Better Call Saul airs its final episode tonight. There's not much I can say about it that hasn't already been said better. Brilliant writing, complicated characters, gorgeous cinematography, clever shots, fun use of music, and a slow, steady, anxiety-inducing pace that sucks you in, grabs hold of your nerves, twists them, tickles them, pokes them, and, a few moments or episodes or seasons later, always manages to deliver. There's no other show I've seen that captures quite the same tone, mood, or look, and I've loved it since day one.
The finale arrives at a transitional period in my life. My youngest kid leaves for college in a few weeks, creating a rather seismic shift in my day to day world, as it does for so many parents. Amid this heightened emotional period, a character that has been a (mostly) steady presence for the past 12 years is about to meet his ultimate fate and say goodbye. So obviously I'm balancing on the edge of melodrama and sentimentality.
I discovered Breaking Bad sometime around 2010. My first experience, incidentally, came with one of its most controversial episodes.
While visiting my parents, my dad flipped on the television. "You should be watching this show," he said. I had very little context, but I watched as two characters spent an entire episode trying to kill a fly that had found its way into a sterile laboratory. The episode would split the show's fans forever. Some consider it the single most wasted hour of television ever produced. Some consider it a masterpiece.
I fell into the latter group. The slow pacing, the character building, the unique camera angles... So much of what I would come to love about Breaking Bad and Better Call Saul was encapsulated in this one episode. Framing the story around a house fly was a huge risk, but it worked, and that compelling hour of television is a testament to the team's creative talents. I started the show from the beginning not long after that night, and The Fly episode only got better when watched in sequence.
Fast forward a few years. Breaking Bad ends.
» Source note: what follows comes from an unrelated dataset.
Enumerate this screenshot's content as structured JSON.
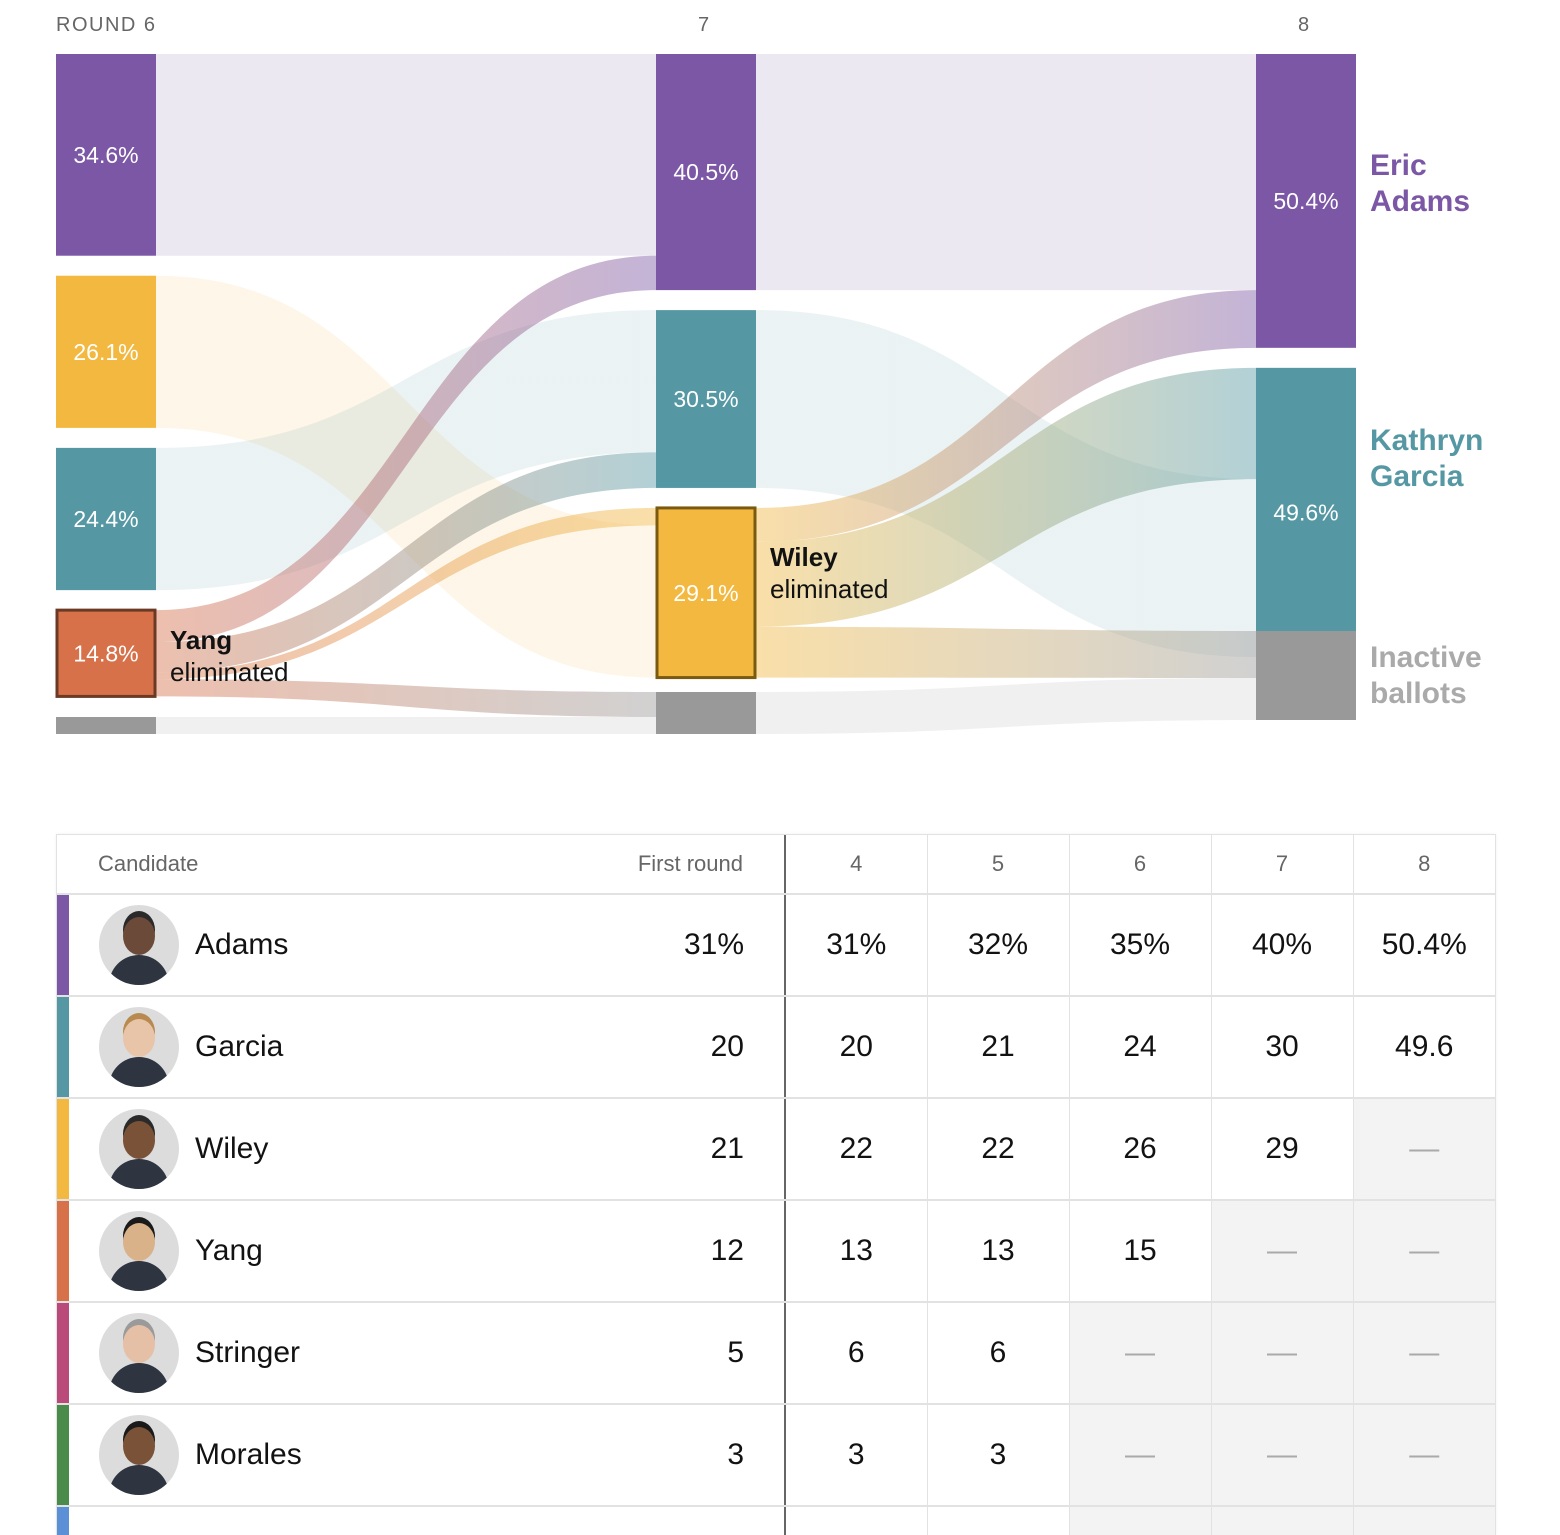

AMC announces a spinoff that will focus on a complicated comic relief character, Saul Goodman, the criminal lawyer who, so it seemed at the time, was unwittingly sucked into Walter White's tragic enterprise.
No one knew what to expect from Better Call Saul. From what I've read, it took the creators a while to figure it out themselves. But what they managed, as far as I'm concerned, is nothing less than brilliant.
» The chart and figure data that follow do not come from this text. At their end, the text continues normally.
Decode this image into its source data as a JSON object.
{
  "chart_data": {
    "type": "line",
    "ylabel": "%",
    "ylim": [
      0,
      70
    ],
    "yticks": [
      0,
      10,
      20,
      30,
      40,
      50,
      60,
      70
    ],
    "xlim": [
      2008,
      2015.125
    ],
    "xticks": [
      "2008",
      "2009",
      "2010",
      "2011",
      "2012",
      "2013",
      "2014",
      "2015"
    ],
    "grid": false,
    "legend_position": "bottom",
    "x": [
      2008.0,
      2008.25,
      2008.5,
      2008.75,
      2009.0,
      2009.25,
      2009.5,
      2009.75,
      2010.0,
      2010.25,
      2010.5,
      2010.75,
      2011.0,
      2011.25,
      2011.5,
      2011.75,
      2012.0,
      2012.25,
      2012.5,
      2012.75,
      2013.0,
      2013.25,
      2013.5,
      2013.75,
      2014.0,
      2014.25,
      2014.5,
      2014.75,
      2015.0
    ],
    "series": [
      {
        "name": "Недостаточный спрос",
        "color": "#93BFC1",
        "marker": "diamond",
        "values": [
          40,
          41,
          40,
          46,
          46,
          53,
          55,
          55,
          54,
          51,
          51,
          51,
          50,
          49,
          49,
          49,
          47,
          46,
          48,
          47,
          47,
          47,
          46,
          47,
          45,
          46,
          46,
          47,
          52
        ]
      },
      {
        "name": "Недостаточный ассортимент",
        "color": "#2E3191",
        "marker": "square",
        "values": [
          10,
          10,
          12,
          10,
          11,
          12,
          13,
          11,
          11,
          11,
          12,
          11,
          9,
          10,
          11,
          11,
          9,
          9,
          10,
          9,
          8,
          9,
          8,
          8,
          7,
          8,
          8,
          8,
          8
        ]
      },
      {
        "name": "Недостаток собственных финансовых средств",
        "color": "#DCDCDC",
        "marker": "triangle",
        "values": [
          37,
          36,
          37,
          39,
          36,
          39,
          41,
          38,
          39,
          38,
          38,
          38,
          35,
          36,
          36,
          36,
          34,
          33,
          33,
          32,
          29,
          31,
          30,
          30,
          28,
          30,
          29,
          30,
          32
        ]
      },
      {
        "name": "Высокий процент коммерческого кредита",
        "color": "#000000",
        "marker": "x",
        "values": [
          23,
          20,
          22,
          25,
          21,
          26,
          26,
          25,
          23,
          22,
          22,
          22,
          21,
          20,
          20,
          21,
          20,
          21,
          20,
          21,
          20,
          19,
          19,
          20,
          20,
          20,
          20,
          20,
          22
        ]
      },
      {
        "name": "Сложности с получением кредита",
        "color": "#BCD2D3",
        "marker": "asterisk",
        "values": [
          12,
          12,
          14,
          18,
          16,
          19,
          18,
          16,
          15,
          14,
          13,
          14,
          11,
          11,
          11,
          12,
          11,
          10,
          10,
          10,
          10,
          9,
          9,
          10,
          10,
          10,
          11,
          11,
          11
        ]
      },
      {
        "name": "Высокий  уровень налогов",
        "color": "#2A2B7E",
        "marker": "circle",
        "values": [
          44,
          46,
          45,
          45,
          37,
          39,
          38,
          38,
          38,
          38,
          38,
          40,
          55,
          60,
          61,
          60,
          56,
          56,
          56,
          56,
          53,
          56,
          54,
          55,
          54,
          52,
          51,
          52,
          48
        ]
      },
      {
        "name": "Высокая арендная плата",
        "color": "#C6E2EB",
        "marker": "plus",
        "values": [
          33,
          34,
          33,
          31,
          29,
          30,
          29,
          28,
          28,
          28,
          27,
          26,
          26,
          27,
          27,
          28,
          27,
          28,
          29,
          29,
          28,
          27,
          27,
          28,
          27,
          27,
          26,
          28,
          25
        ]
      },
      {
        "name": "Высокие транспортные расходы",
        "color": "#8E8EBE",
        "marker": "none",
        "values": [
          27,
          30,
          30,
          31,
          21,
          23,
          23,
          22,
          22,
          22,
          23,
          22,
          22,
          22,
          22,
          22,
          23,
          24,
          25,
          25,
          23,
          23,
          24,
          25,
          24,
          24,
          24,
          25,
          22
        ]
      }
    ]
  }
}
Better Call Saul is more than a spinoff. It has its own personality. A different color palette (that slowly bleeds into the Breaking Bad palette). The show might best be described as a legal dramedy, a character study about a confused soul trying to win his brother's affection, trying to make good on his life, trying to prove to a girl he's worthy. In the beginning, it felt far removed from Breaking Bad, barely in the same universe, and it improved on much of what I liked from a filmmaking standpoint. The deliberately slow pacing, the cinematography that regularly made me lunge for the remote to pause the show and stare at a shot. The character's verbal gymnastics coupled with Bob Odenkirk's vulnerable confidence worked well.
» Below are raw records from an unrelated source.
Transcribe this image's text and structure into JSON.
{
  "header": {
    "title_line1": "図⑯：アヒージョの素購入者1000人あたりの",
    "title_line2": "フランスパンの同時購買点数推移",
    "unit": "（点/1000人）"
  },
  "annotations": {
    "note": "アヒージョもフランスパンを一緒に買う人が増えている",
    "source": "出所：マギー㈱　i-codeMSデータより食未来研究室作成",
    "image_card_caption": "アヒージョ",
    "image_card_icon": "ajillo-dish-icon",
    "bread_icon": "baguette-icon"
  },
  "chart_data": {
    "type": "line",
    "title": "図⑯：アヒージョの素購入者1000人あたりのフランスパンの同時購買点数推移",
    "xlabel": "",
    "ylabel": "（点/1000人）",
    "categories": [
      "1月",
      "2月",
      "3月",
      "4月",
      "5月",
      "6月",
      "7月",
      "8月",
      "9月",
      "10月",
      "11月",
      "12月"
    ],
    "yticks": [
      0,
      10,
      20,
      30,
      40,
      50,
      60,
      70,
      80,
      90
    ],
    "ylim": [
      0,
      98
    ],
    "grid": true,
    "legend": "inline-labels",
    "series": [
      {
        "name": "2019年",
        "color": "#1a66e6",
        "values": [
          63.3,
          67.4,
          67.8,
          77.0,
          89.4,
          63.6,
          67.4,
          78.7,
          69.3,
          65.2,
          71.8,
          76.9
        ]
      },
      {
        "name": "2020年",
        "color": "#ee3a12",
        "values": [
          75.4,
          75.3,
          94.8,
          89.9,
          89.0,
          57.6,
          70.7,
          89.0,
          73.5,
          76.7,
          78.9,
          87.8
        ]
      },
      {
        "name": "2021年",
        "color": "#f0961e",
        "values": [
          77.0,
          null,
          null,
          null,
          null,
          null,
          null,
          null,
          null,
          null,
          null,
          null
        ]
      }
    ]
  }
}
And yet we always knew what lingered on the horizon. The constant sense of dread. The underlying question of, "What happens to this man to take him from here to there?" Most of the characters in Better Call Saul never appear in Breaking Bad. Do the relationships sour? Do they die?
The twists and turns mostly work. Jimmy's path to Saul is justifiable and heart wrenching. His increasing involvement with drug cartels plays out beautifully, culminating in an astonishing couple episodes in the New Mexico desert. And just when you think you know how it will end, the last four episodes air in black and white, as foreshadowed by the first scene of episode one all those years ago, representing the closest point on the timeline to modern day, which is a delightful reversal, and we wait with baited breath for each new installment.
I haven't looked forward to new episodes of a television show with this much curiosity since the X-Files in the 90s. Incidentally, Vince Gilligan, co-creator of Breaking Bad and Better Call Saul, was a regular writer on that series, too.
So here we are. A decade into this shared adventure. So many calls to Jimmy McGill and Saul Goodman and Gene Takavic. They end tonight, and we hang up for good. I'm satisficed with how it's all played out. I have no idea what will happen in the finale. Jimmy could die. He could go to jail. He could be reunited with Kim for a happy ending (although this seems unlikely). I will probably be okay with whatever they choose. That's the sign of a good story. It will be emotional. It will be nerve-wracking. It will be great television.
I'm sad to say goodbye, but I'm grateful for the journey. Kudos and thanks to everyone involved.